Question about the Faddeev-Popov method for gauge-fixing

Question

The correct way to gauge-fix in a path integral is to insert the Faddeev-Popov determinant, and add a delta-functional constraint. The final action contains three contributions: a Yang-Mills (I'm dealing with a Yang-Mills field for now), a ghost part and a gauge-fixed part.

So the partition function is then $$ Z[J] = \int \mathcal{D} A_{\mu}^{a} \mathcal{D} c_a \mathcal{D} \overline{c}_a \exp \left( i ( S_{YM} + S_{gh} + S_{gf} ) \right)$$ where $$ S_{gf} = - \int d^4 x \frac{1}{2 \xi} (\partial^{\mu} A_{\mu}^{a}) (\partial^{\nu} A_{\nu}^{a}) $$ is the gauge-fixed action.

Now I was wondering whether this doesn't make the partition function depend explicitly on the choice of gauge? I mean: we calculate stuff like correlation functions from the partition function. How are these results then independent of the specific gauge fixing condition we had? Or is this actually not a problem?

Answer 1

The logic in your answer states the Faddeev-Popov procedure a bit backwards. It should be:

• Since the path integral integrates over distinct physical states, the theory is defined by a path integral over gauge-inequivalent configurations of the gauge field, $Z = \int \mathcal{D}A' e^{iS}$
• This integral is hard, because the space of gauge-inequivalent configurations is complicated.
• In the Faddeev-Popov procedure, we "multiply by 1" in order to convert the path integral to $Z = \int \mathcal{D} A\, e^{iS'}$, where the measure $\mathcal{D} A$ behaves formally like that of a non-gauge field, integrating redundantly over gauge-equivalent configurations, and hence is easier to handle.
• In the process, the action picks up extra "ghost" and "gauge-fixing" terms, $S' = S + S_{\text{gf}} + S_{\text{gh}}$.

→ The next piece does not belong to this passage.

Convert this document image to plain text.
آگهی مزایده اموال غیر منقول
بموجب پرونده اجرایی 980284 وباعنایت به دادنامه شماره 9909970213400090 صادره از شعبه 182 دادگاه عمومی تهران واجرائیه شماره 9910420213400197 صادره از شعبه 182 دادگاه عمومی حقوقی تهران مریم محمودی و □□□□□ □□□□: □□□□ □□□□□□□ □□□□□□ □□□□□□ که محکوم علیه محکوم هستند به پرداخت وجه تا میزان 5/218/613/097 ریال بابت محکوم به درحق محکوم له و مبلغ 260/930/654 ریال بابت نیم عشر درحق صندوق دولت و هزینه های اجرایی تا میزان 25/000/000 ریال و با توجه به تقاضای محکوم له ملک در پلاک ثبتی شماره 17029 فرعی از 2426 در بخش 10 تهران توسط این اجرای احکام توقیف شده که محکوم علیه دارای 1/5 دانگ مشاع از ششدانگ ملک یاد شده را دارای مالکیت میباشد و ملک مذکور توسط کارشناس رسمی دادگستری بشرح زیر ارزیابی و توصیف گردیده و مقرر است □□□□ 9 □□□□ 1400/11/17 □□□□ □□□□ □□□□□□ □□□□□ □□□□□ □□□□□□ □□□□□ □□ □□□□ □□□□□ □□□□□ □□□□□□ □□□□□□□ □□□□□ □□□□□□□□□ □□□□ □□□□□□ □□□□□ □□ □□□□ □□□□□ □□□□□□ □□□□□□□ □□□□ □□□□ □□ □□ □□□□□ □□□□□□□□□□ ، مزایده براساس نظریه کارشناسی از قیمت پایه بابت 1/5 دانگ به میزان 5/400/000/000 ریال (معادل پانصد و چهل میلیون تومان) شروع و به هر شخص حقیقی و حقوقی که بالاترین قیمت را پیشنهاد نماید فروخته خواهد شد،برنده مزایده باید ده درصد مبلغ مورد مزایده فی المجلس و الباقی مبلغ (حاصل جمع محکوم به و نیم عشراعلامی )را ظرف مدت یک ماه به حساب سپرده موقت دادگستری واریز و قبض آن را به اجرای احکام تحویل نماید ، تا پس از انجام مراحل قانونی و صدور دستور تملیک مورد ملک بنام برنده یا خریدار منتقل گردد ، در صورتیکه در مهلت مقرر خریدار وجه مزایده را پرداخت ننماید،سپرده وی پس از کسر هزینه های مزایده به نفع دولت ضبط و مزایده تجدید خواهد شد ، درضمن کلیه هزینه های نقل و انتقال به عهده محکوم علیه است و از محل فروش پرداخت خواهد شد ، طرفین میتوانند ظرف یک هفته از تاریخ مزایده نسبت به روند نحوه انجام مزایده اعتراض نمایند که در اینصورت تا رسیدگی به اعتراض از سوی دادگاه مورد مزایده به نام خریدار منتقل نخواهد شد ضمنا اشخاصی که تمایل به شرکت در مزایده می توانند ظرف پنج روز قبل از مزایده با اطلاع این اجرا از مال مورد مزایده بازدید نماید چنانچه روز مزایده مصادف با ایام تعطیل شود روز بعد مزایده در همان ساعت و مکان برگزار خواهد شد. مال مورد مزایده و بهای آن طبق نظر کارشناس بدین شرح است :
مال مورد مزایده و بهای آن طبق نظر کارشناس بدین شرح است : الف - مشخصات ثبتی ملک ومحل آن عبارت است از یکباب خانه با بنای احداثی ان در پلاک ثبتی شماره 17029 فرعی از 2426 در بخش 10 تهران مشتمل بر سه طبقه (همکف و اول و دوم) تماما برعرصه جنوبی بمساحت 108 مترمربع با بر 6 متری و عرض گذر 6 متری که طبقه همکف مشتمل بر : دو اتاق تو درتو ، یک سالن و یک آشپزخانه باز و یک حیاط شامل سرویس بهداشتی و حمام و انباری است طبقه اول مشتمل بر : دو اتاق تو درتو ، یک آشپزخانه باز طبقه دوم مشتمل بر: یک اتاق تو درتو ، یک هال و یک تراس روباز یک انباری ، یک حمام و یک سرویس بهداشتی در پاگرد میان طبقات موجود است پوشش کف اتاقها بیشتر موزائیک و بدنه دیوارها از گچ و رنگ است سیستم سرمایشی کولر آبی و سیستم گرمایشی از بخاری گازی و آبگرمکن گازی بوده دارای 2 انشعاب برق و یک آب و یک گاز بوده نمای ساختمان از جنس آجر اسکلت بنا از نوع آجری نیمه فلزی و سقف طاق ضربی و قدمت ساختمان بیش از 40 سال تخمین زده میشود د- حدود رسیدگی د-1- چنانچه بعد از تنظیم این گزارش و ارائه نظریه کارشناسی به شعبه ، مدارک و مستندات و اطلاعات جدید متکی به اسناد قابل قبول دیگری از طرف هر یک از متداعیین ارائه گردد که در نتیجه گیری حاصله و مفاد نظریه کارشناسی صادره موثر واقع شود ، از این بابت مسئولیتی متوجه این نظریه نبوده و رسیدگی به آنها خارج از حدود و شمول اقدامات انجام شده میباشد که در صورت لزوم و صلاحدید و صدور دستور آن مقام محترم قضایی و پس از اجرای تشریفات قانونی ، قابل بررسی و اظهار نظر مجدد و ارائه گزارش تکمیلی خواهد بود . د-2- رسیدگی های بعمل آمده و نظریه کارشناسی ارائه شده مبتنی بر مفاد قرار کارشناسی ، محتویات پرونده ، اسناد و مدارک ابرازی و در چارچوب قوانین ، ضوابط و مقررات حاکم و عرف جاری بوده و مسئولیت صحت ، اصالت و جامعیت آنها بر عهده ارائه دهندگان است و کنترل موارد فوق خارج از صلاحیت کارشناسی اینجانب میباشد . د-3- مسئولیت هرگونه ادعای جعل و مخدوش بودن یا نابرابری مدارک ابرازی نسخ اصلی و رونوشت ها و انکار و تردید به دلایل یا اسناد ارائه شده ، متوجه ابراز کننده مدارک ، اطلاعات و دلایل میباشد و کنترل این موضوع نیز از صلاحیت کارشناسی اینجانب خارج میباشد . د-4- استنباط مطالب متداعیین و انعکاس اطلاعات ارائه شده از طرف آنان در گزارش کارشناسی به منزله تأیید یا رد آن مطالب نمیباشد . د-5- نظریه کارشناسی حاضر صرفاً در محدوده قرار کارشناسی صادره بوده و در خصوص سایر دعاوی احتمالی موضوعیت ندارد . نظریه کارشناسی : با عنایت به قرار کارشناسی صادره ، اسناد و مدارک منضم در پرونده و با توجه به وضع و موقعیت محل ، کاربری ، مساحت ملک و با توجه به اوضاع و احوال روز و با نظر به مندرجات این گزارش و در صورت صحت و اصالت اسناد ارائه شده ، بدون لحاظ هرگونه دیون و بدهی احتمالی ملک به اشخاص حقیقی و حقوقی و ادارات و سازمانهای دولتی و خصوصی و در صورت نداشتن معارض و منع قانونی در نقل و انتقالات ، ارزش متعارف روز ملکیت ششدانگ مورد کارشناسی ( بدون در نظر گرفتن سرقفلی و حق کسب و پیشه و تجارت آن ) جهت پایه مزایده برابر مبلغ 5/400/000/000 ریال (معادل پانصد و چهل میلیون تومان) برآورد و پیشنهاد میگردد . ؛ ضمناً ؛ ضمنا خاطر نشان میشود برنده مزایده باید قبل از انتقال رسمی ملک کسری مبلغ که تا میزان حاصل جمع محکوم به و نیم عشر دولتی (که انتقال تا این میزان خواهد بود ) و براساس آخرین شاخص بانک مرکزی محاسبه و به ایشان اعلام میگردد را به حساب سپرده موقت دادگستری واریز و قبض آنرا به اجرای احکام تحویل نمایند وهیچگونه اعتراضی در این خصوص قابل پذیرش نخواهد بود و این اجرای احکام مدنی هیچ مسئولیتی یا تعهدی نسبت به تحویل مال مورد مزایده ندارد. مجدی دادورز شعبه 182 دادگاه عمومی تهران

No matter what the gauge fixing condition is, we are really computing the exact same thing from the start, so the result has to be independent of the gauge fixing procedure.

However, some confusion is understandable because, in a first QFT class, the logic often isn't there. Typically, one would note that canonical quantization doesn't work for the QED Lagrangian, then artificially add a "gauge fixing" term to the Lagrangian and move on without comment. In this case, it indeed needs to be justified that the results are independent of the gauge fixing. The Faddeev-Popov procedure is precisely that justification.

Answer 2

The path integral and observables are independent$^1$ of the gauge-fixing condition. Perhaps a simple toy example is in order:

• Toy example: Imagine an action $S_0$ that doesn't depend on the variable $x$. In other words, $x$ is a gauge variable. Let $f(x)\approx 0$ be a gauge-fixing condition. Here the gauge-fixing function $f$ is assumed to belong to the class of differentiable, monotonically increasing functions with a simple zero.

  Consider the full gauge-fixed action $$S~=~S_0 + S_{FP} + S_{gf}, \qquad S_{FP} ~=~ c f^{\prime}(x) \bar{c}, \qquad S_{gf} ~=~ \lambda f(x), \tag{1} $$ where $c$ and $\bar{c}$ are a Grassmann-odd Faddeev-Popov ghost and antighost, respectively, and where $\lambda$ is a Lagrange multiplier.

  The toy path integral $$ \begin{align} Z_f&~=~ \int \! dx ~d\bar{c}~dc~d\lambda~\exp\left(\frac{i}{\hbar}S \right) \cr &~\stackrel{(1)}{=}~\int \! dx ~\exp\left(\frac{i}{\hbar}S_0 \right)~\cdot~\frac{i}{\hbar}f^{\prime}(x)~\cdot~2\pi\hbar\delta(f(x))\cr &~=~\int \! dx ~\exp\left(\frac{i}{\hbar}S_0 \right)~2\pi i~\delta(x-x_0)\cr &~=~ 2\pi i\exp\left(\frac{i}{\hbar}S_0 \right)\end{align}\tag{2}$$ does not depend on the gauge-fixing function $f$ within the above-mentioned class! In eq. (2) we used the Berezin integral $\int dc~c=1$ and the Fourier representation of the Dirac delta distribution.

  See e.g. this Phys.SE post for another simple toy example.

For a more systematic discussion of independence of gauge-fixing choice from a BRST perspective, see e.g. this related Phys.SE post.

--

$^1$ In this answer, we are skipping various technical fineprints, such as, e.g. topological obstructions, etc.